La tablette Rongo Rongo exilée

Exposée au Musée de Tahiti depuis 1977, puis convoyée à Paris le temps d’une exposition sur l’île de Pâques, la tablette Rongo Rongo, dite aussi « l’échancrée », retourne directement à Rome à la demande de la Congrégation des Pères de Picpus. Une demande difficilement opposable, mais aussi peu orthodoxe, dans mesure où le Musée de Tahiti et des Îles qui a assuré sa conservation pendant plus de 30 ans, n’a été prévenu qu’à la dernière minute de ce « rapatriement ».

[singlepic id=149 w=320 h=240 float=left]Vous vous souvenez sans doute qu’en décembre dernier, Hiro’a avait consacré un article dans son numéro 16 à la mystérieuse tablette Rongo Rongo conservée par le Musée de Tahiti et des Îles, à l’occasion de son prêt pour une exposition organisée du 20 novembre 2008 au 1er mars 2009 sur les objets de l’île de Pâques, à l’Espace Fondation EDF Diversiterre à Paris. Et bien cette tablette ne reviendra pas.
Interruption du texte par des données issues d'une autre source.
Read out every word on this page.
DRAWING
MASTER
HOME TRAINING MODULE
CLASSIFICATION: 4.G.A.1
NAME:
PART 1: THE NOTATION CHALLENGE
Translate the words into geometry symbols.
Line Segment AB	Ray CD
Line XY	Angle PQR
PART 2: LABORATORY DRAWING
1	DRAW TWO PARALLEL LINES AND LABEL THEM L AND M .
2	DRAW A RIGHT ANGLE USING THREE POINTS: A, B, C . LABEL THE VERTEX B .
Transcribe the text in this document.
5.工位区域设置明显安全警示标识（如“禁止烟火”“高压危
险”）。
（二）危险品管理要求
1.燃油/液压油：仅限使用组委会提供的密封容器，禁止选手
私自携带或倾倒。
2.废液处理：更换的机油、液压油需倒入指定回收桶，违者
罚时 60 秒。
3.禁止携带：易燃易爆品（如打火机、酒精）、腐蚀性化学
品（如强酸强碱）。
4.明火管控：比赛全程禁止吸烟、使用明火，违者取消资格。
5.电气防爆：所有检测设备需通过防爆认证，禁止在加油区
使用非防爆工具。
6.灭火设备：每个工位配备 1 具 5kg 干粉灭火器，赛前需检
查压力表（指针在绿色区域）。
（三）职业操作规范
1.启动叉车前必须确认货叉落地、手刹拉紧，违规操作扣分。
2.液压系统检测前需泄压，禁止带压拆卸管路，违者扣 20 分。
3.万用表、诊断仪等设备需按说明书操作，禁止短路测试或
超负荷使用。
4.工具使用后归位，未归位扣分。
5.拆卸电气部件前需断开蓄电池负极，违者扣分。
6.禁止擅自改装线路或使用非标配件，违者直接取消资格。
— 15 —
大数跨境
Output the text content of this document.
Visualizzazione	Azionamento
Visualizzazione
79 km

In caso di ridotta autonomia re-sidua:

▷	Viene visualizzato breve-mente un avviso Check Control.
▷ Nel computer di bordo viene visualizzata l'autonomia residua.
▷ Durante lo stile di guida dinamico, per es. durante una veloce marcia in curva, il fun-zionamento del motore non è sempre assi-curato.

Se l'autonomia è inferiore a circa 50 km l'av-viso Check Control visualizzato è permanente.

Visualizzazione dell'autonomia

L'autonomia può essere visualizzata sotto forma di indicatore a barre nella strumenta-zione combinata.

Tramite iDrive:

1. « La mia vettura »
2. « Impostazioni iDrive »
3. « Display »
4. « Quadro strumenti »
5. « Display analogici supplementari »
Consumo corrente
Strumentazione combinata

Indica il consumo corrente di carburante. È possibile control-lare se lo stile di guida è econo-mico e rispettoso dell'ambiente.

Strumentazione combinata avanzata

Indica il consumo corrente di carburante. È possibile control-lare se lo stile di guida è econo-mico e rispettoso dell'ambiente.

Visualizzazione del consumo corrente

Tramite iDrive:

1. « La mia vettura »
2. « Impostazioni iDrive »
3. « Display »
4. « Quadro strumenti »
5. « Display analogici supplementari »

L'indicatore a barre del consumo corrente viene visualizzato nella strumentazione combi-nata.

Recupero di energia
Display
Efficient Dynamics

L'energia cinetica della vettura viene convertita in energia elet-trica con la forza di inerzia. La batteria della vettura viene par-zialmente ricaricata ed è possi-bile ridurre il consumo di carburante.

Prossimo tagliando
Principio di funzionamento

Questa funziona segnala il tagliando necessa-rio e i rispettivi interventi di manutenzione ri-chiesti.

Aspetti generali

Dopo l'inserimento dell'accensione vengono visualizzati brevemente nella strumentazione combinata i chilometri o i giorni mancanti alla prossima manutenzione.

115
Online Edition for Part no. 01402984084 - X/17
À la demande expresse de son propriétaire, la Congrégation des Pères de Picpus, cette oeuvre sacrée et prestigieuse pour les Pascuans sera renvoyée pour un temps indéfini à Rome, à des fins d’examens scientifiques.

Bref historique d’un dépôt

Au début des années 70, le Père Patrick O’Reilly a été chargé de la conception et l’organisation de la salle 4 du Musée de Tahiti et des Îles, qui présente les débuts de l’histoire de l’actuelle Polynésie française. Il fait alors appel à la Congrégation des Pères de Picpus pour obtenir des collections. Parmi ces objets figurait une tablette de bois Rongo Rongo, gravée de motifs de l’île de Pâques, appelée « l’échancrée », avec une chaîne de cheveux enroulée autour d’elle.

En septembre 1975, Monseigneur Michel Coppenrath ramena ces objets de Rome et les mit en dépôt auprès de l’association Tenete en 1976, pour le compte de la Congrégation. Ensuite, la tablette de l’île de Pâques et la tresse de cheveux associée ont été inscrites sur le livre d’enregistrement de l’association Tenete en février 77. Quand l’aménagement du  Musée de Tahiti et des Îles fut terminé, ce cahier a été transmis à l’Etablissement, en juin 1978. Depuis 1977, la tablette est donc exposée au Musée qui en a assuré la gestion, l’entretien et la conservation pendant plus de 30 ans.

Une demande de « rapatriement » peu orthodoxe…

Si la demande de « rapatriement » de cette tablette formulée par les Pères de Picpus est légale eut égard aux règles d’inaliénabilité et d’imprescriptibilité auxquelles sont soumises les collections muséographiques, elle étonne le Directeur du Musée, Jean-Marc Pambrun : « C’est le service des douanes qui nous a alertés, ne voyant pas revenir ces pièces qui faisaient l’objet d’une exportation temporaire. Je pensais sincèrement qu’elles reviendraient à Tahiti. Quelle ne fut pas ma surprise quand la Congrégation m’envoya au début du mois d’août 2009 une copie de l’autorisation de prêt qu’elle avait consenti aux organisateurs de l’exposition sur l’île de Pâques à Paris : elle avait été établie en mai 2008 et précisait que les oeuvres devaient être expédiées au Rome. Personne ne m’en avait jamais informé jusqu’ici. Aussi j’estime avoir été dupé, à tout le moins mis devant le fait accompli. »

…Et peu reconnaissante

Même si les protagonistes ont changé depuis 30 ans et ne sont pas forcément animés des mêmes motivations, d’aucuns regretteront en effet que le Pays n’ait pas mérité plus de considération pour avoir su préserver ce patrimoine durant toutes ces décennies.